Owen Moss is one of three men who appeared at the March 14 sitting of Naas District Court.
Judge Desmond Zaidan was told that Moss was minding horses while his boss was at Cheltenham.
Moss (19), 2 St Mark’s Drive, Clondalkin, Andriy Kalashnyk (38), 14 Orchard Park, The Curragh, and Warren Murphy (26), 46 Orchard Park, Newbridge, are charged for failing to give Gardaí information at Monread road, Naas, on May 31.
Garda Sgt Jim Kelly said the State is alleging that the three men were in car which they approached a checkpoint at Naas. The car turned around before the checkpoint and sped off. It was later found parked at Monread road.
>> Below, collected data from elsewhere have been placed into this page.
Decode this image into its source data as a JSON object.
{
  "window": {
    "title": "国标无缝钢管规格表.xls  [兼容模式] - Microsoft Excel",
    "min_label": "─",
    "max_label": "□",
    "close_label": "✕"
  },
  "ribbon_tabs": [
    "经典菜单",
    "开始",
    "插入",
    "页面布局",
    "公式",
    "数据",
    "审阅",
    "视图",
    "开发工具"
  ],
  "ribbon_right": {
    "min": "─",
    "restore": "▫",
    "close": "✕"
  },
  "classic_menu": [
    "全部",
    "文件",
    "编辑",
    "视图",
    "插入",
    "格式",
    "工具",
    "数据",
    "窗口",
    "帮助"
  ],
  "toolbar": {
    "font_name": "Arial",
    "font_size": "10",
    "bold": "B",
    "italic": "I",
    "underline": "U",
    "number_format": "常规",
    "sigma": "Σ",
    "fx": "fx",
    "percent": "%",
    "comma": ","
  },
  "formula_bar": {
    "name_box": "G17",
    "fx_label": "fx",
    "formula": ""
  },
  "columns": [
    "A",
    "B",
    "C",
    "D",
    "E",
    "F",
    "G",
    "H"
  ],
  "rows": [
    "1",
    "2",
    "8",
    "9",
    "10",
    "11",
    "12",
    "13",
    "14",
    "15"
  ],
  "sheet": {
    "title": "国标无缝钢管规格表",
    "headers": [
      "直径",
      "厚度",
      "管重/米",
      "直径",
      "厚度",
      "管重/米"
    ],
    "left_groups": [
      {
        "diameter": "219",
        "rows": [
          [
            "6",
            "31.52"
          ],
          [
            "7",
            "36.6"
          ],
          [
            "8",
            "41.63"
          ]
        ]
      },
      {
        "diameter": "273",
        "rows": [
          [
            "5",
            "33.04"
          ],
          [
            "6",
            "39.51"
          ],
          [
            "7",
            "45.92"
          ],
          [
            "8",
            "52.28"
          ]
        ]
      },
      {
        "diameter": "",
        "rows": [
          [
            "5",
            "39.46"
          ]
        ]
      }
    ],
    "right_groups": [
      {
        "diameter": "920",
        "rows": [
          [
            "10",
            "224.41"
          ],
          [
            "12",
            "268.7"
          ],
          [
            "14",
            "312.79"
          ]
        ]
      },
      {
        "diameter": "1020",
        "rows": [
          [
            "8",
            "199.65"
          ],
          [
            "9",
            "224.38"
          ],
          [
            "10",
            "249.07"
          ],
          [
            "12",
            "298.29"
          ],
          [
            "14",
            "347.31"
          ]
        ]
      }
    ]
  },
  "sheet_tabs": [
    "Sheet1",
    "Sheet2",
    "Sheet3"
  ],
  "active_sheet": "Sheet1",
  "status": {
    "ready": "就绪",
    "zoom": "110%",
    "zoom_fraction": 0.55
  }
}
The three men were found sitting in the car but there was nobody in the driver's seat.
None of the men said they were driving the car.
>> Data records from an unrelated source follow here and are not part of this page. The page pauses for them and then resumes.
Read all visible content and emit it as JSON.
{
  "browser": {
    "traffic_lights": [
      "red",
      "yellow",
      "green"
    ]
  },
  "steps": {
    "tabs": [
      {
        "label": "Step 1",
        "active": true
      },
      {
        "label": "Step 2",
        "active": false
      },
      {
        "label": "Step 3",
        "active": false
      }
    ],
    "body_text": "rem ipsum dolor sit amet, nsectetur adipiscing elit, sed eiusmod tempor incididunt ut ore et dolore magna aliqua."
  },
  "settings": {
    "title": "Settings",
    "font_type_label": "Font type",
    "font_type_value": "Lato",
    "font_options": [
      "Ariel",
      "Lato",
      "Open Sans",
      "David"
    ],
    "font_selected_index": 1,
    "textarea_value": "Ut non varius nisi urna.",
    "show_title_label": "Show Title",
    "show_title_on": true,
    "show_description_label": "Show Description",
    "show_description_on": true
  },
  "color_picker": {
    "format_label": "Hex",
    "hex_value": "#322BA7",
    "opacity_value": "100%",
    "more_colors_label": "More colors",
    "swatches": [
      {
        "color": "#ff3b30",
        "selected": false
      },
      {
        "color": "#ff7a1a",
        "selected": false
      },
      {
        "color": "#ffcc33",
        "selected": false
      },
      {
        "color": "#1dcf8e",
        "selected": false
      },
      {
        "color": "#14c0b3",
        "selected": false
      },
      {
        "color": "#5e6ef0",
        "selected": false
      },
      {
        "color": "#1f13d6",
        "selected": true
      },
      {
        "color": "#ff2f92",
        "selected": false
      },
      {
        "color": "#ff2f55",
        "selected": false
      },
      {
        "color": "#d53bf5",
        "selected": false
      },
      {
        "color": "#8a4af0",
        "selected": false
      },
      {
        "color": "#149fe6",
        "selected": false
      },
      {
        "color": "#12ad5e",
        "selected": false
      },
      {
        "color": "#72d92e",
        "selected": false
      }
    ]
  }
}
Mr Moss told Judge Zaidan said he hoped to make it as a professional jockey. The judge asked: “Are you sure when you stopped them they were not on a horse.”
Aishling Murphy BL, legally representing the men, said Mr Moss was under pressure due to Cheltenham.
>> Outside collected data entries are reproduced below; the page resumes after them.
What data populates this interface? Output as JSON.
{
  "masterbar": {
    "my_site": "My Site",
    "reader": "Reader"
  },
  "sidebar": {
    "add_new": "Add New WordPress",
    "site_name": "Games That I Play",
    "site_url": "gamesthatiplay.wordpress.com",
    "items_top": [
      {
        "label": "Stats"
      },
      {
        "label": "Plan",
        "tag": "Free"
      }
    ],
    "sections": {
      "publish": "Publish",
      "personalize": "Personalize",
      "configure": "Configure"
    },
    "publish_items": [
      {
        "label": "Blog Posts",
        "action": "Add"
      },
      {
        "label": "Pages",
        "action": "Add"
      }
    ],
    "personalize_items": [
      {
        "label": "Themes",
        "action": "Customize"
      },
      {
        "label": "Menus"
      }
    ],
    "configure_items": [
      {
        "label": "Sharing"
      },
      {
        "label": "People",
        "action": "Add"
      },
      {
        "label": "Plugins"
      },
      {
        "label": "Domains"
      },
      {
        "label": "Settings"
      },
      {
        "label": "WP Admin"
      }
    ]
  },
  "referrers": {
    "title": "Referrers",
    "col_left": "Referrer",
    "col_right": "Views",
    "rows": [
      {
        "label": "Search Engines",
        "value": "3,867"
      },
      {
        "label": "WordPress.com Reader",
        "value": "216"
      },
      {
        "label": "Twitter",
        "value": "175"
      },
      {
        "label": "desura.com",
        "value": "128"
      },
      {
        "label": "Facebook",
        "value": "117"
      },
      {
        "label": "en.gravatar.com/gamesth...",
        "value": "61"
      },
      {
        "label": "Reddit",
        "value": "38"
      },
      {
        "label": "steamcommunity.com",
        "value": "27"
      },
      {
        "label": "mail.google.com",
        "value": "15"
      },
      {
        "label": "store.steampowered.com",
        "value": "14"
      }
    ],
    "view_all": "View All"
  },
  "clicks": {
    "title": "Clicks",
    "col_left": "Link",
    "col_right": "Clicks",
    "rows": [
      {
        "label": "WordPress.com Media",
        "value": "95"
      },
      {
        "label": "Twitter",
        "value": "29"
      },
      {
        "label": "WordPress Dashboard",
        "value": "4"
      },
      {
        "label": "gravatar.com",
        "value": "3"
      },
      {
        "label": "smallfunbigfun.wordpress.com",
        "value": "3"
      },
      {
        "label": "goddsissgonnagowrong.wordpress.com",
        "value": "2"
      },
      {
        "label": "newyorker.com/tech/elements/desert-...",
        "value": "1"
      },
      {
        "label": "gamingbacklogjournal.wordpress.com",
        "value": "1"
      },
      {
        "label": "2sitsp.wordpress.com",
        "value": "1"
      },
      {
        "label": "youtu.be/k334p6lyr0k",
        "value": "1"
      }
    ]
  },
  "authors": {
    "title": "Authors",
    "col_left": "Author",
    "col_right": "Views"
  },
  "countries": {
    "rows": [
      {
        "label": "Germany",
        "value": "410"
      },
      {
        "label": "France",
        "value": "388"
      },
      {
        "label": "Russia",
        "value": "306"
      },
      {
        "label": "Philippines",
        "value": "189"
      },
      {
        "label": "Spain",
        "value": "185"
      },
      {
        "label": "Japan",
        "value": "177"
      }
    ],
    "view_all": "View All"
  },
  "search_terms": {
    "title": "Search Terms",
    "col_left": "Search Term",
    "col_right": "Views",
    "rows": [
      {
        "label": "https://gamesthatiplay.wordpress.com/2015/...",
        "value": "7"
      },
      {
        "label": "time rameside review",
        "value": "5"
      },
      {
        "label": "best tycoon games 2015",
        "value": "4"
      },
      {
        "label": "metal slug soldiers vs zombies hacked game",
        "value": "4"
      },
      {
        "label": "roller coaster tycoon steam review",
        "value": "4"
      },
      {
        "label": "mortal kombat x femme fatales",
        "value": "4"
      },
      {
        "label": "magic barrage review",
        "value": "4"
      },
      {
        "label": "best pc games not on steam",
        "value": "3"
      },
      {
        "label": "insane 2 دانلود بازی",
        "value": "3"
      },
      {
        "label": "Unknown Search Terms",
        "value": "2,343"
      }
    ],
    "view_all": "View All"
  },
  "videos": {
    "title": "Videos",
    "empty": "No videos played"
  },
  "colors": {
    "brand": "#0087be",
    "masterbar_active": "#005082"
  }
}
She sought free legal aid for Mr Moss but the judge suggested Mr Walsh could pay it. “This is chicken feed to Mr Walsh (Ted).”
He then opted to grant free legal aid to Mr Moss and said he would adjourn the matter to Wednesday, March 21 but Mr Moss said that he might not be able to make it due to work.
As Mr Moss was leaving the Courthouse he was heard saying: “I will not be here.”
Ms Murphy said her client was talking to himself but Judge Zaidan said his comment was “defiant,” called him back and remanded him custody until later in the afternoon. “If there is no apology you know where you will end up,” he said
When Mr Moss returned later, he apologised to the Court and was released on bail.
Ms Murphy said her client was under a lot of pressure due to the Cheltenham meeting. She said he was looking after business for Mr Walsh while the latter was in Cheltenham and had got time off that day to attend court.
Judge Zaidan told Mr Moss that if he was going to be a full-time jockey, he had a lot to learn."
Judge Zaidan released him from custody.
He remanded the three men to appear again before Naas District Court, on March 21.